Several Android flagships support bilateral wireless charging — the ability for one phone to wirelessly charge another by placing them back-to-back. Apple has not enabled this on iPhones, likely due to:

  • Heat management concerns (wireless charging generates heat; two phones in contact amplifies this)
  • Battery longevity trade-offs (draining one battery to charge another accelerates wear)
  • Power efficiency losses inherent in wireless-to-wireless transfer

Apple has filed patents related to device-to-device wireless charging, but as of now, no iPhone model supports it as a shipping feature.

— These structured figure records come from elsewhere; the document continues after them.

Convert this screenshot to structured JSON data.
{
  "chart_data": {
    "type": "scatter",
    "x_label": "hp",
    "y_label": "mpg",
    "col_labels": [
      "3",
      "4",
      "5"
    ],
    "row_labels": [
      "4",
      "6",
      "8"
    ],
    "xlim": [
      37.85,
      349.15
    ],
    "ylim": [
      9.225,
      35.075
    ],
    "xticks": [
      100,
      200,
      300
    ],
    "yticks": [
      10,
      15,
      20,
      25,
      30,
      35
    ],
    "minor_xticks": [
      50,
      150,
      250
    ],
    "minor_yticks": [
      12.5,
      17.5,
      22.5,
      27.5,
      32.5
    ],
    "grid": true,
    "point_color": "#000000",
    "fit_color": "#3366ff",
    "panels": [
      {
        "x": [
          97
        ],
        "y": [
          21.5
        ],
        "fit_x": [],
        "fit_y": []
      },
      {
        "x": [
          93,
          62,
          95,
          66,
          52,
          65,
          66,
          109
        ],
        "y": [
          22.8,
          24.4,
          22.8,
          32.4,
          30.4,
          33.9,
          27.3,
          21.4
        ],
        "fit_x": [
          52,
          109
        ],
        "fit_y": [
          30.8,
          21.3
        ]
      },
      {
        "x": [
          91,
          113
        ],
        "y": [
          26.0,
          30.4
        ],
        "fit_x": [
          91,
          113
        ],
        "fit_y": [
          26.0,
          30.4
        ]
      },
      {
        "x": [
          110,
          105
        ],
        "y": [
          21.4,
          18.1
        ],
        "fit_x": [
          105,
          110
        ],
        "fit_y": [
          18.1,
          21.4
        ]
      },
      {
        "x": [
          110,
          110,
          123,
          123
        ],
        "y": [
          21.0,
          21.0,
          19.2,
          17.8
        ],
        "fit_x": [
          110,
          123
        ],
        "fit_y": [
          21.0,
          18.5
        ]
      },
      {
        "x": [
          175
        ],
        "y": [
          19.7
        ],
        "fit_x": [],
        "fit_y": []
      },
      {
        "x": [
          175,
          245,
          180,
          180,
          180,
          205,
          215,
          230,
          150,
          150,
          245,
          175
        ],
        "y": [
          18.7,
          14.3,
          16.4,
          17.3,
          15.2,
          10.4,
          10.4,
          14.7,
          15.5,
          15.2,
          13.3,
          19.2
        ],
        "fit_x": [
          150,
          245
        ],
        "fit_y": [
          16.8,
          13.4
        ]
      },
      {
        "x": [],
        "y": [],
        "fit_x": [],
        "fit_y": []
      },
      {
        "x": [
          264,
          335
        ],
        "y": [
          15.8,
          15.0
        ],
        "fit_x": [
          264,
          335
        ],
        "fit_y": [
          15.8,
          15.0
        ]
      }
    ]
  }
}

Key Variables That Affect Your Options 🔋

What's actually possible for you depends on several factors:

  • iPhone model: Lightning-port iPhones (iPhone 14 and earlier) have fewer options than USB-C iPhones (iPhone 15+)
  • iOS version: Some cable-sharing behaviors depend on current firmware
  • Available accessories: Whether you have a USB-C cable, MagSafe battery, or hub changes your options significantly
  • Charging speed expectations: Even when wired pass-through works, speeds are slower than wall charging
  • Battery health of both devices: Using a low-capacity or degraded iPhone as a power intermediary won't deliver much charge

What About Emergency Situations?

If both iPhones are present and one is dying, the practical options are:

  1. Share a wall charger using a splitter or hub
  2. Use one iPhone's cable to plug the dying phone into a power source
  3. Transfer a MagSafe battery pack from one phone to the other
  4. Enable Low Power Mode on the dying iPhone to extend its remaining battery while a proper charger is found

Reverse charging between two iPhones directly — without any accessories — is not currently a built-in feature, regardless of model.


Whether any of these methods actually works for your situation depends heavily on which iPhones are involved, what cables and accessories are on hand, and what you need the charge for. The gap between "technically possible" and "practical for your setup" is where the real decision lives.